2.5. Het hoger beroep is ongegrond. De aangevallen uitspraak dient te worden bevestigd.
2.6. Het door appellante gedane verzoek om schadevergoeding dient te worden afgewezen, nu artikel 8:73 van de Algemene wet bestuursrecht niet de mogelijkheid biedt schadevergoeding toe te kennen in het geval dat het beroep ongegrond wordt verklaard.

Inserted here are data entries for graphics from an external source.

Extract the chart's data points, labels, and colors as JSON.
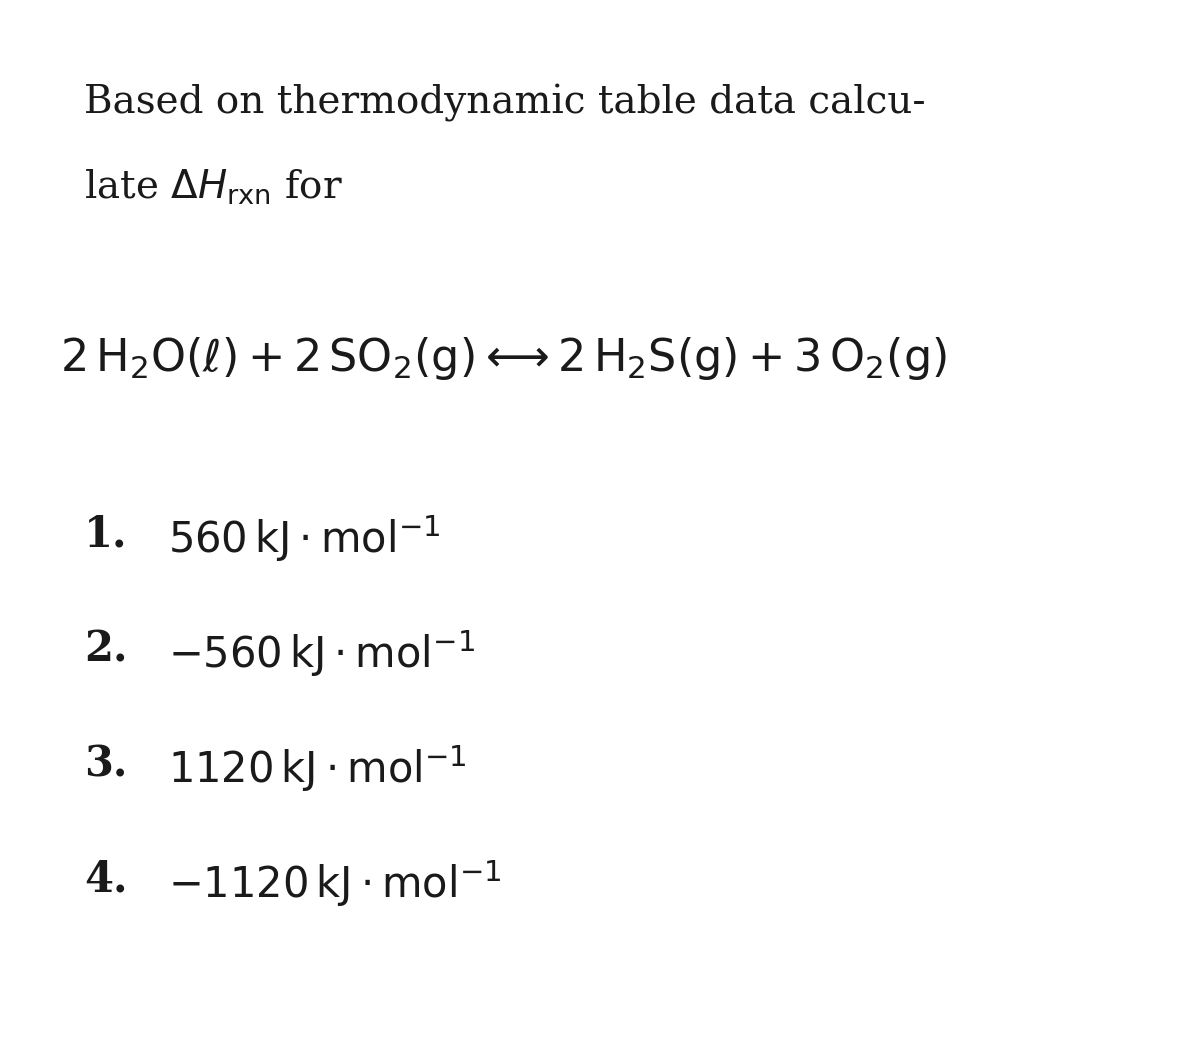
{
  "bg_color": "#ffffff",
  "text_color": "#1a1a1a",
  "title_line1": "Based on thermodynamic table data calcu-",
  "title_line2": "late $\\Delta H_{\\mathrm{rxn}}$ for",
  "equation": "$2\\,\\mathrm{H_2O}(\\ell) + 2\\,\\mathrm{SO_2}(\\mathrm{g}) \\longleftrightarrow 2\\,\\mathrm{H_2S}(\\mathrm{g}) + 3\\,\\mathrm{O_2}(\\mathrm{g})$",
  "options": [
    {
      "num": "1.",
      "text": "$560\\,\\mathrm{kJ} \\cdot \\mathrm{mol}^{-1}$"
    },
    {
      "num": "2.",
      "text": "$-560\\,\\mathrm{kJ} \\cdot \\mathrm{mol}^{-1}$"
    },
    {
      "num": "3.",
      "text": "$1120\\,\\mathrm{kJ} \\cdot \\mathrm{mol}^{-1}$"
    },
    {
      "num": "4.",
      "text": "$-1120\\,\\mathrm{kJ} \\cdot \\mathrm{mol}^{-1}$"
    }
  ],
  "title_fontsize": 28,
  "equation_fontsize": 32,
  "option_num_fontsize": 30,
  "option_text_fontsize": 30
}
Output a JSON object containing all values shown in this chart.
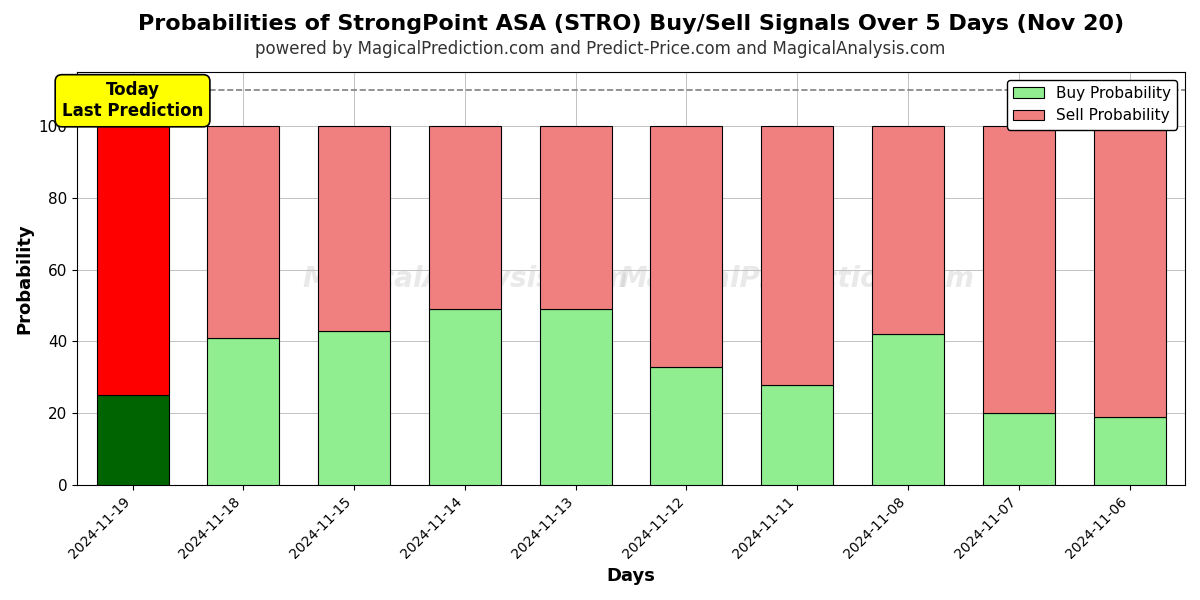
{
  "title": "Probabilities of StrongPoint ASA (STRO) Buy/Sell Signals Over 5 Days (Nov 20)",
  "subtitle": "powered by MagicalPrediction.com and Predict-Price.com and MagicalAnalysis.com",
  "xlabel": "Days",
  "ylabel": "Probability",
  "dates": [
    "2024-11-19",
    "2024-11-18",
    "2024-11-15",
    "2024-11-14",
    "2024-11-13",
    "2024-11-12",
    "2024-11-11",
    "2024-11-08",
    "2024-11-07",
    "2024-11-06"
  ],
  "buy_values": [
    25,
    41,
    43,
    49,
    49,
    33,
    28,
    42,
    20,
    19
  ],
  "sell_values": [
    75,
    59,
    57,
    51,
    51,
    67,
    72,
    58,
    80,
    81
  ],
  "today_buy_color": "#006400",
  "today_sell_color": "#FF0000",
  "other_buy_color": "#90EE90",
  "other_sell_color": "#F08080",
  "bar_edge_color": "#000000",
  "background_color": "#ffffff",
  "grid_color": "#aaaaaa",
  "dashed_line_y": 110,
  "ylim": [
    0,
    115
  ],
  "yticks": [
    0,
    20,
    40,
    60,
    80,
    100
  ],
  "annotation_text": "Today\nLast Prediction",
  "annotation_bg": "#FFFF00",
  "watermark_lines": [
    "MagicalAnalysis.com",
    "MagicalPrediction.com"
  ],
  "title_fontsize": 16,
  "subtitle_fontsize": 12,
  "label_fontsize": 13
}
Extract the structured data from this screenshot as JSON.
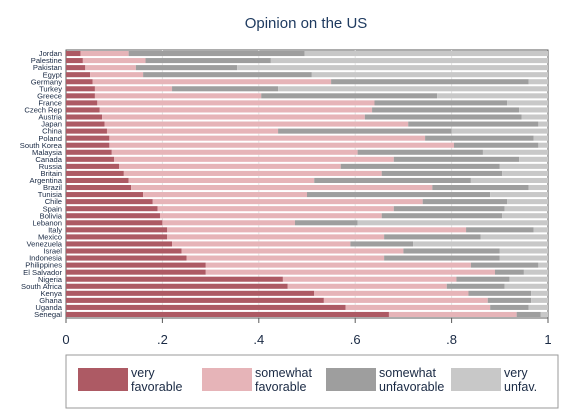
{
  "chart_data": {
    "type": "bar",
    "orientation": "horizontal",
    "stacked": true,
    "title": "Opinion on the US",
    "categories": [
      "Jordan",
      "Palestine",
      "Pakistan",
      "Egypt",
      "Germany",
      "Turkey",
      "Greece",
      "France",
      "Czech Rep",
      "Austria",
      "Japan",
      "China",
      "Poland",
      "South Korea",
      "Malaysia",
      "Canada",
      "Russia",
      "Britain",
      "Argentina",
      "Brazil",
      "Tunisia",
      "Chile",
      "Spain",
      "Bolivia",
      "Lebanon",
      "Italy",
      "Mexico",
      "Venezuela",
      "Israel",
      "Indonesia",
      "Philippines",
      "El Salvador",
      "Nigeria",
      "South Africa",
      "Kenya",
      "Ghana",
      "Uganda",
      "Senegal"
    ],
    "series": [
      {
        "name": "very favorable",
        "color": "#ad5a64",
        "values": [
          0.03,
          0.035,
          0.04,
          0.05,
          0.055,
          0.06,
          0.06,
          0.065,
          0.07,
          0.075,
          0.08,
          0.085,
          0.09,
          0.09,
          0.095,
          0.1,
          0.11,
          0.12,
          0.13,
          0.135,
          0.16,
          0.18,
          0.19,
          0.195,
          0.2,
          0.21,
          0.21,
          0.22,
          0.24,
          0.25,
          0.29,
          0.29,
          0.45,
          0.46,
          0.515,
          0.535,
          0.58,
          0.67
        ]
      },
      {
        "name": "somewhat favorable",
        "color": "#e6b4b8",
        "values": [
          0.1,
          0.13,
          0.105,
          0.11,
          0.495,
          0.16,
          0.345,
          0.575,
          0.565,
          0.545,
          0.63,
          0.355,
          0.655,
          0.715,
          0.51,
          0.58,
          0.46,
          0.535,
          0.385,
          0.625,
          0.34,
          0.56,
          0.49,
          0.46,
          0.275,
          0.62,
          0.45,
          0.37,
          0.46,
          0.41,
          0.55,
          0.6,
          0.36,
          0.33,
          0.32,
          0.34,
          0.3,
          0.265
        ]
      },
      {
        "name": "somewhat unfavorable",
        "color": "#9e9e9e",
        "values": [
          0.365,
          0.26,
          0.21,
          0.35,
          0.41,
          0.22,
          0.365,
          0.275,
          0.305,
          0.325,
          0.27,
          0.36,
          0.225,
          0.175,
          0.26,
          0.26,
          0.33,
          0.25,
          0.325,
          0.2,
          0.38,
          0.175,
          0.23,
          0.25,
          0.13,
          0.14,
          0.2,
          0.13,
          0.2,
          0.24,
          0.14,
          0.06,
          0.11,
          0.12,
          0.13,
          0.09,
          0.08,
          0.05
        ]
      },
      {
        "name": "very unfav.",
        "color": "#c8c8c8",
        "values": [
          0.505,
          0.575,
          0.645,
          0.49,
          0.04,
          0.56,
          0.23,
          0.085,
          0.06,
          0.055,
          0.02,
          0.2,
          0.03,
          0.02,
          0.135,
          0.06,
          0.1,
          0.095,
          0.16,
          0.04,
          0.12,
          0.085,
          0.09,
          0.095,
          0.395,
          0.03,
          0.14,
          0.28,
          0.1,
          0.1,
          0.02,
          0.05,
          0.08,
          0.09,
          0.035,
          0.035,
          0.04,
          0.015
        ]
      }
    ],
    "xlim": [
      0,
      1
    ],
    "xticks": [
      "0",
      ".2",
      ".4",
      ".6",
      ".8",
      "1"
    ],
    "grid": true,
    "legend_position": "bottom",
    "legend": [
      {
        "line1": "very",
        "line2": "favorable"
      },
      {
        "line1": "somewhat",
        "line2": "favorable"
      },
      {
        "line1": "somewhat",
        "line2": "unfavorable"
      },
      {
        "line1": "very",
        "line2": "unfav."
      }
    ]
  }
}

2.7. Voor een proceskostenveroordeling bestaat geen aanleiding.
De Afdeling bestuursrechtspraak van de Raad van State
Recht doende in naam der Koningin:
I. bevestigt de aangevallen uitspraak;
II. wijst het verzoek om schadevergoeding af.
Aldus vastgesteld door mr. D. Roemers, Lid van de enkelvoudige kamer, in tegenwoordigheid van mr. G.A.A.M. Boot, ambtenaar van Staat.